Key takeaways
- A multi-tier program lets partners recruit sub-affiliates and earn an override on the revenue those sub-affiliates produce.
- An override is a separate, usually smaller commission paid to the recruiting partner on top of the sub-affiliate's own commission.
- Multi-tier turns strong partners into recruiters, helping the program grow without you doing all the outreach.
- Keep the depth shallow — one or two override levels — to stay clear of pyramid-style structures.
- Afflio supports multi-tier override commissions so the recruiter and the sub-affiliate are both paid automatically.
What if your best partners could recruit other partners for you — and get rewarded for it? That's the idea behind multi-tier programs. Done right, they turn a few productive affiliates into a self-expanding network.
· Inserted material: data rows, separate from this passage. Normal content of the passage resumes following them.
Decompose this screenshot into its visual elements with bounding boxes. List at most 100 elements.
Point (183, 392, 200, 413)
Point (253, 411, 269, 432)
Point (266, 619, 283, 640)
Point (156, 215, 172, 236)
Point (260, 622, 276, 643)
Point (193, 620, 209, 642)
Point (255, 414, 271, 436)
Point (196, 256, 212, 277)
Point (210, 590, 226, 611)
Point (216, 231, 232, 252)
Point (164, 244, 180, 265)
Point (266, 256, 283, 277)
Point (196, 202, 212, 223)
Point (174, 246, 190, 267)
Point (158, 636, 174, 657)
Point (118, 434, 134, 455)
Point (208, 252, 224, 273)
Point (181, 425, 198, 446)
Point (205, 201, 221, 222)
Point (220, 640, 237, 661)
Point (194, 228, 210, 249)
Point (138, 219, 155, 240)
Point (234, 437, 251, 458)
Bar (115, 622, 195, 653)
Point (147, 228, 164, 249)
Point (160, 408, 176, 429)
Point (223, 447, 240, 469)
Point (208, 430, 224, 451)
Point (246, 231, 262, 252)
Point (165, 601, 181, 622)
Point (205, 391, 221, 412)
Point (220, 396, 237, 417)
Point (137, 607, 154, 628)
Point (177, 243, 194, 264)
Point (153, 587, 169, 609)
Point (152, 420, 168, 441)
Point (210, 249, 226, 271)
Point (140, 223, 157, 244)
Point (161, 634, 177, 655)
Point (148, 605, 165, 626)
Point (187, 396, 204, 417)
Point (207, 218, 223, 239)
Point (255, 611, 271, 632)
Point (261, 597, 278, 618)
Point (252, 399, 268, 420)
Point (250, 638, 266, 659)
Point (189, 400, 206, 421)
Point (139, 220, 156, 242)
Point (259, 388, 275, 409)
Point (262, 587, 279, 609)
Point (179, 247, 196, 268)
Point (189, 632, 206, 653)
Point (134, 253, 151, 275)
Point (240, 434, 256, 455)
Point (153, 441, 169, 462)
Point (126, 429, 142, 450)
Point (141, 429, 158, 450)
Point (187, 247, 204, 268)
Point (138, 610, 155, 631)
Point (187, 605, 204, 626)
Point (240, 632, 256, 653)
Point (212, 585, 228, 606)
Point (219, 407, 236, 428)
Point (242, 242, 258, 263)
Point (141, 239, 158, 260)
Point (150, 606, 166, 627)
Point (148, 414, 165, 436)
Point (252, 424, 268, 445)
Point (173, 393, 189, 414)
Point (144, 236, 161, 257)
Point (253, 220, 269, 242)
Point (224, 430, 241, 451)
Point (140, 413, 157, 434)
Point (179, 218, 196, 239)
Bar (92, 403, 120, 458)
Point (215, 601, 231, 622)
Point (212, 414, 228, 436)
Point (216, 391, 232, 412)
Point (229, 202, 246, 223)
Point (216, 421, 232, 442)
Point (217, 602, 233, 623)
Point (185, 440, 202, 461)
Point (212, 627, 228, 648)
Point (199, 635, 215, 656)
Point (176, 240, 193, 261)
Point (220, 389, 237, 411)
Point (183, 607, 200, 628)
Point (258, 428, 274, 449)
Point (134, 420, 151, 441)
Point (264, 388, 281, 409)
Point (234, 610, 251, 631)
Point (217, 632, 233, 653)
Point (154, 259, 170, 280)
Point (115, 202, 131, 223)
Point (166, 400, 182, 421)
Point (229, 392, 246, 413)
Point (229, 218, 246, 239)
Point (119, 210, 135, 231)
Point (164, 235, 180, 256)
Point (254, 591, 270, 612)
Done carelessly, they drift toward structures that raise legal and trust concerns. The difference is in the design.
What is a sub-affiliate override?
A sub-affiliate override is a commission paid to a partner on the sales generated by other partners they recruited. If Partner A recruits Partner B, and B drives a $100 sale, B earns their normal commission while A earns a smaller override — say 5% — on the same sale. A is rewarded for bringing B into the program and helping B succeed.
Crucially, the override is paid by you, on top of the sub-affiliate's commission — it isn't skimmed from the sub-affiliate's earnings. Afflio supports this as a multi-tier override rule, so both the recruiting partner and the sub-affiliate are paid automatically from the same conversion.
Why run a multi-tier program?
Run a multi-tier program when you want your strongest partners to grow the network for you. Recruiting affiliates is slow, manual work; an override gives your best partners a financial reason to do that recruiting and to coach the people they bring in.
- Distributed recruiting — your top partners find affiliates you'd never reach directly.
- Built-in mentorship — recruiters are motivated to help sub-affiliates succeed because they earn from it.
- Network effects — each productive partner can seed several more, compounding reach over time.
Override is additive, not a tax
The override comes out of your margin, not the sub-affiliate's commission. If you fund overrides by quietly cutting what the sub-affiliate earns, you'll erode trust fast. Budget for the override as an extra cost of acquiring partners through partners.
How deep should the tiers go?
Keep it shallow — one or at most two override levels. The temptation is to add level after level so that A earns on B, B's recruits, their recruits, and so on. That's exactly the structure that resembles a pyramid scheme and invites legal scrutiny. A healthy multi-tier program rewards genuine recruiting and support, not endless chains where the money flows mostly upward.
- Single override level: the recruiter earns on their direct sub-affiliates only. Simplest and safest.
- Two levels: a small additional override one step further down. Use sparingly and model the stacked cost.
- Three or more: avoid — both for cost and for the structural and legal risk it carries.
What about clawbacks across tiers?
When a referred sale is refunded, both the sub-affiliate's commission and the recruiter's override on that sale should reverse. Otherwise you'd claw back from one partner while the other keeps an override on revenue you no longer have. Because Afflio computes overrides from the same conversion as the base commission, a clawback can cascade to the override on that sale, keeping both sides honest.
Multi-tier works when the override pays for real recruiting and mentorship. The moment it pays mostly for being early, you've built the wrong thing.
What is a sub-affiliate override commission?
A sub-affiliate override is a commission paid to a partner on sales generated by other partners they recruited. The recruited sub-affiliate earns their normal commission, and the recruiting partner earns a separate, usually smaller override on the same sale — funded by the merchant, not deducted from the sub-affiliate.
Is a multi-tier affiliate program the same as a pyramid scheme?
No, when designed correctly. A legitimate multi-tier program pays overrides on real sales of a real product and keeps the depth shallow — typically one or two levels. Pyramid schemes pay primarily for recruiting itself, with money flowing up through endless chains and little real product behind it. Keep tiers shallow and tie all earnings to actual sales.
What happens to overrides when a sale is refunded?
Both the sub-affiliate's commission and the recruiter's override on that sale should reverse together. Because Afflio computes the override from the same conversion as the base commission, a clawback can cascade to the override, so neither partner keeps earnings on revenue you didn't retain.